Les vendeurs de parapluies font des affaires. Quant au Festival, il entre dans le vif du sujet avec Jeune et jolie, de François Ozon, Marine Vacht étant la première sensation cannoise. Sofia Coppola s’en tient à un Bling Ring bling-bling, laissant à Jia Zhangke le soin de surprendre avec A Touch of Sin. Recevant le Carosse d’or, Jane Campion salue Jean Renoir, mais encore Pierre Rissient, qui vint la découvrir aux antipodes pour l’imposer dans le cénacle cannois -la classe, assurément.

VENDREDI 17

Pour sa première incursion à Cannes, Asghar Farhadi fait l’unanimité, ou presque, avec Le Passé. Quelques heures plus tard, Like Father, Like Son, un moment de grâce comme seul Hirokazu Kore-eda peut les façonner, vient confirmer que cette 66e édition est partie sur des bases très élevées. Enfin, à la Semaine de la Critique, Suzanne souligne le talent de Katell Quillévéré, comme d’ailleurs de Sara Forestier et François Damiens, jamais meilleur que lorsqu’il s’affiche vulnérable.

SAMEDI 18

Il fallait un Arnaud Desplechin pour s’attaquer à Psychothérapie d’un Indien des plaines, de Georges Devereux. Remarquable par bien des aspects, son Jimmy P. ne convainc pourtant pas totalement, à l’inverse du Inside Llewyn Davis, des frères Coen, film modeste mais tout simplement épatant. Dans l’intervalle, Alexandre Jodorowsky a expédié le Festival dans des sphères inusitées, rompant un silence cinématographique de 23 ans avec une Danza de la realidad d’une insolente et réjouissante liberté.

DIMANCHE 19

Un film hollandais en compétition, voilà 38 ans que cela n’était plus arrivé. Borgman, d’Alex van Warmedam, est celui-là, incursion appréciée dans le domaine de la comédie noire. Blood Ties, de Guillaume Canet, revisite pour sa part le cinéma américain des années 70 en mode fétichiste. Et puisque les échanges franco-américains fonctionnent décidément on ne peut mieux, Benicio del Toro salue la passion d’Arnaud Desplechin alors qu’on l’interroge sur son incarnation habitée de Jimmy P.

LUNDI 20

Les vendeurs ambulants ont troqué les parapluies pour des lunettes de soleil. Dans un mouvement synchrone, l’intérêt baisse d’un cran dans les salles, et Takashi Miike joue au Tony Scott nippon dans Shield of Straw. Le soir venu, Paolo Sorrentino remet les pendules à l’heure avec une Grande Belleza au petit parfum de Dolce Vita.
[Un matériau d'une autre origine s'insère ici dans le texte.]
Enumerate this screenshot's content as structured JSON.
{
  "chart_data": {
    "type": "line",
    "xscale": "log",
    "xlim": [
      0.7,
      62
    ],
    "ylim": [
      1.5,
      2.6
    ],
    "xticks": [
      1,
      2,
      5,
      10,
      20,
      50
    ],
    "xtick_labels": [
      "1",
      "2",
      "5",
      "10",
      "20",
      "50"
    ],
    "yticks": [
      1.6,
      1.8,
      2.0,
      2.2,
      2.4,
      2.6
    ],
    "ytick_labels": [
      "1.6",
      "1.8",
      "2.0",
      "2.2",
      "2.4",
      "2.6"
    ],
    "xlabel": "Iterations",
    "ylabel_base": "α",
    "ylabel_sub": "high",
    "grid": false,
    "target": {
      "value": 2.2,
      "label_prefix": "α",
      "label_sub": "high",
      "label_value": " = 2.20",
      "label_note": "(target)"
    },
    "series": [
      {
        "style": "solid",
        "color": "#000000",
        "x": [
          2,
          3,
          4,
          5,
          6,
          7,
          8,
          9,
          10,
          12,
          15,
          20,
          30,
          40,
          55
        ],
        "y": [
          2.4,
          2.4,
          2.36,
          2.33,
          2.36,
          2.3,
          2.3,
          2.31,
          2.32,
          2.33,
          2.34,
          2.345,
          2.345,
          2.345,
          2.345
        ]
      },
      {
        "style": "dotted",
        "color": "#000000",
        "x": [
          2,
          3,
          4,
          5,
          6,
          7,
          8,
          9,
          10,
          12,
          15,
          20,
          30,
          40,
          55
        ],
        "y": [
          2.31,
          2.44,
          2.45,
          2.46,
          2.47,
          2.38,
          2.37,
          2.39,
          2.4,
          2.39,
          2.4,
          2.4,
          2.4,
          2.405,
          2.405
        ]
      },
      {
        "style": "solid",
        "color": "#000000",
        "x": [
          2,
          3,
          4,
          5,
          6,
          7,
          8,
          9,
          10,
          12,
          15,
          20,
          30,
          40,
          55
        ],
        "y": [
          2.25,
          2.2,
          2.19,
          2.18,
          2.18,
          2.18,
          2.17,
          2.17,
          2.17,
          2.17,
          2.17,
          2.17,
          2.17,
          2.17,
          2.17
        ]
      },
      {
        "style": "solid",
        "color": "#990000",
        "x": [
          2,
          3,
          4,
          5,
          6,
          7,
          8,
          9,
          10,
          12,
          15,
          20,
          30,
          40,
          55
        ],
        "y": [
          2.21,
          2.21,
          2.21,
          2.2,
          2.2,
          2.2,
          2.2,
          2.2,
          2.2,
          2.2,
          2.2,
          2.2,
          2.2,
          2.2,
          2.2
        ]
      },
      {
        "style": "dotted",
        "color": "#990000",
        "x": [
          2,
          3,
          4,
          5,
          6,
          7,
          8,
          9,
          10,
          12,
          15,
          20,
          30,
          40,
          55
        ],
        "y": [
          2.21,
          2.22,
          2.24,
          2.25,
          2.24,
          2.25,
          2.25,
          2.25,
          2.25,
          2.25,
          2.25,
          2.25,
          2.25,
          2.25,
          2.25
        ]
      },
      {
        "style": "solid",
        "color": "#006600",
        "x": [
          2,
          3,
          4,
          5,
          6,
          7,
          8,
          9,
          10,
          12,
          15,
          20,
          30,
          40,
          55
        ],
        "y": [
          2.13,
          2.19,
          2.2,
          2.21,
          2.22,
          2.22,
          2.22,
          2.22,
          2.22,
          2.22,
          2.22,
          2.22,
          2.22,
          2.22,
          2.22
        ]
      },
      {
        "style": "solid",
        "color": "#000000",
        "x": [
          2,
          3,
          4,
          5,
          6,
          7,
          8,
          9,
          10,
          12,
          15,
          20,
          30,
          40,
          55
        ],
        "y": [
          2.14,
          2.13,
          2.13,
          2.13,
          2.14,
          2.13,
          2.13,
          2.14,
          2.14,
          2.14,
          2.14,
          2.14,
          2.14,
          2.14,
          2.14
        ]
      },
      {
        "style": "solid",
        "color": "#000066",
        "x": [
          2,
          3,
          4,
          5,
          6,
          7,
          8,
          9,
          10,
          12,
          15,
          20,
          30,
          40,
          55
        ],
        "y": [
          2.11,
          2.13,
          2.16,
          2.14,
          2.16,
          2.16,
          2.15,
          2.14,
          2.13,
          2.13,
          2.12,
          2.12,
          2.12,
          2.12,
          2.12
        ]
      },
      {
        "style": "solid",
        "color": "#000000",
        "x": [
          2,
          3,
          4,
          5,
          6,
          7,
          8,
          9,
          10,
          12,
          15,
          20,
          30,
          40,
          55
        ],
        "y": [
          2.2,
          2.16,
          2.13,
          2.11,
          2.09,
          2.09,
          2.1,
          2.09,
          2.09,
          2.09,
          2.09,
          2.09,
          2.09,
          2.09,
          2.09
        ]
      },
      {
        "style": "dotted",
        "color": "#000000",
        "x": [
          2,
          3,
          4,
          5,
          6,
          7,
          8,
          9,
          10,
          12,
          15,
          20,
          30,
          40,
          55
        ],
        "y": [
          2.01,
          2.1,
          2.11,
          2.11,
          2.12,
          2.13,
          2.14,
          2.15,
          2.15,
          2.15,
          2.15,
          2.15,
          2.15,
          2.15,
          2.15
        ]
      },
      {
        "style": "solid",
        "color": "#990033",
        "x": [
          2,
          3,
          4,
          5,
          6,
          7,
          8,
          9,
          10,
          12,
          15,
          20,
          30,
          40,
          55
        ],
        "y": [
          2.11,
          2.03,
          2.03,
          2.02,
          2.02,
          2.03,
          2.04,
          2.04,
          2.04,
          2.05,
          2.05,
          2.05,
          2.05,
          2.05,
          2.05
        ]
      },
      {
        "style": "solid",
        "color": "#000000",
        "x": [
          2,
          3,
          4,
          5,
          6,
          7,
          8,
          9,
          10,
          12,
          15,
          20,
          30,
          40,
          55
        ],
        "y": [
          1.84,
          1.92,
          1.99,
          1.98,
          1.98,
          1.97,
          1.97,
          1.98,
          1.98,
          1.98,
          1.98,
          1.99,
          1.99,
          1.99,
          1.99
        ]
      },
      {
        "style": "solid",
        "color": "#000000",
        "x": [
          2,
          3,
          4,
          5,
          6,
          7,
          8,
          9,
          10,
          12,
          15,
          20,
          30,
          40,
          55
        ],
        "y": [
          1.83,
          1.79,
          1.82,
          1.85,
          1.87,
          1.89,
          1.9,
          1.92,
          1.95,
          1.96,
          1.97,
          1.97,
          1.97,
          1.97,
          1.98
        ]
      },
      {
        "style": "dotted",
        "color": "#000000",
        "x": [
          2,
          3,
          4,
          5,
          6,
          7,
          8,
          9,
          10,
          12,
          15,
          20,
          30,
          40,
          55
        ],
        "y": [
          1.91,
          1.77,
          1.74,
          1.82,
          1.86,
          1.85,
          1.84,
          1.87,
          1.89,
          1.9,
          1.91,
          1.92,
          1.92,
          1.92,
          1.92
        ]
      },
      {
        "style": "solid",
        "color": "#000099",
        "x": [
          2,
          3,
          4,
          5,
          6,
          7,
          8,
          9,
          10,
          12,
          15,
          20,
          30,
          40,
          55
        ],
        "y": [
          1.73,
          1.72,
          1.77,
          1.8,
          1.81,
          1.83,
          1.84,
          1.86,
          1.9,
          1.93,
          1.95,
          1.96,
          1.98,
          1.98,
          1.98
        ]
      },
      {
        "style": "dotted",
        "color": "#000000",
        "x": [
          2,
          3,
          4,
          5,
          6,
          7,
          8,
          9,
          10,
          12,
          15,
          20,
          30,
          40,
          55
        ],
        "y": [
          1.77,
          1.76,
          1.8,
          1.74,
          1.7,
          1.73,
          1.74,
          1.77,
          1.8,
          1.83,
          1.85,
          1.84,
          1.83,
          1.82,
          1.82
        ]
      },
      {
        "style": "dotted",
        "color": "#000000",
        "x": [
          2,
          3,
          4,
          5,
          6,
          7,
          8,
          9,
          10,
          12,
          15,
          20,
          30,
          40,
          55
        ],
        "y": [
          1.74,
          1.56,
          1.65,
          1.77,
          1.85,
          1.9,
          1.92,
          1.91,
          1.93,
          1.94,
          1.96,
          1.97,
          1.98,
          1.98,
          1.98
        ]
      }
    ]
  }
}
Entre-temps, Jodorowsky apparaît comme un facétieux gamin de 84 ans, transformant l’interview en un show où il débite des anecdotes plus ahurissantes les unes que les autres.

MARDI 21

Journée faiblarde: le nombriliste Château en Italie de Valeria Bruni-Tedeschi déçoit; Grigris, de Mahamat-Saleh Haroun apparaît fort en retrait d’Un homme qui crie; il n’est jamais que Steven Soderbergh pour donner le change avec Behind the Candelabra, téléfilm HBO et biopic autour de Liberace que transcendent Michael Douglas et Matt Damon. A la première de son film LesSalauds, Claire Denis rend un hommage ému à Jane Campion et à An Angel at My Table. La classe, encore.

MERCREDI 22

Only God Forgives, le trip ésotéro-sanglant de Nicolas Winding Refn, divise la Croisette -euphémisme. Il en ira de même, ensuite, de The Immigrant, le pur mélodrame de James Gray -Palme incontestable pour les uns (dont l’on est), monument de ringardise pour les autres. Quelques heures plus tard, La vie d’Adèle met tout le monde d’accord: c’est l’un des grands moments du Festival, et la révélation d’une comédienne extraordinaire, Adèle Exarchopoulos.

JEUDI 23

Incroyable: le niveau d’ensemble ne faiblit pas. Sans être un chef-d’oeuvre, le Nebraska d’Alexander Payne ne manque certes pas d’allant; quant au Michael Kohlhaas d’Arnaud des Pallières, il prend le drame historique à bras-le-corps, pour un résultat aussi inconfortable qu’intriguant. A l’abri de la cohue de la Croisette, James Gray prend le temps de revisiter son film, inscrivant son propos dans la perspective plus vaste du cinéma américain: « Nous nageons tous à contre-courant », estime-t-il.

VENDREDI 24

Abdellatif Kechiche a les faveurs de nombreux pronostics. Evoque-t-on une éventuelle Palme d’or en sa présence que le réalisateur de La vie d’Adèle tempère spontanément: « Ne me portez pas la poisse! » Only Lovers Left Alive, de Jim Jarmusch, confirme la qualité d’ensemble de la compétition, revisitant le film de vampires à la mode du réalisateur de Ghost Dog, et adoptant un rythme indolent pour porter un regard désenchanté sur le monde. On savoure, au son, entre autres, de BRMC.

SAMEDI 25

Roman Polanski boucle la compétition sur un huis clos théâtral, une Vénus à la fourrure où Emmanuelle Seigner et Mathieu Amalric s’affrontent dans un troublant jeu de séduction et de domination impeccablement mis en scène. La légende s’invite pour sa part sur la Croisette en la personne de Kim Novak, venue présenter la version restaurée de Vertigo. Et l’émotion d’étreindre jusqu’au plus blasé des critiques, dans ce qui restera l’un des plus beaux moments d’une édition qui n’en fut point avare.

DIMANCHE 26

La fête n’est pas encore finie que la Croisette apparaît anormalement calme -dépeuplée, pour ainsi dire. En soirée, le jury présidé par Steven Spielberg délivre un palmarès globalement conforme aux attentes, même s’il ne place pas toujours les heureux élus là où on les attendait. Extinction des feux: Cannes 2013 a vécu, Adèle a la vie devant elle…

J.F. PL.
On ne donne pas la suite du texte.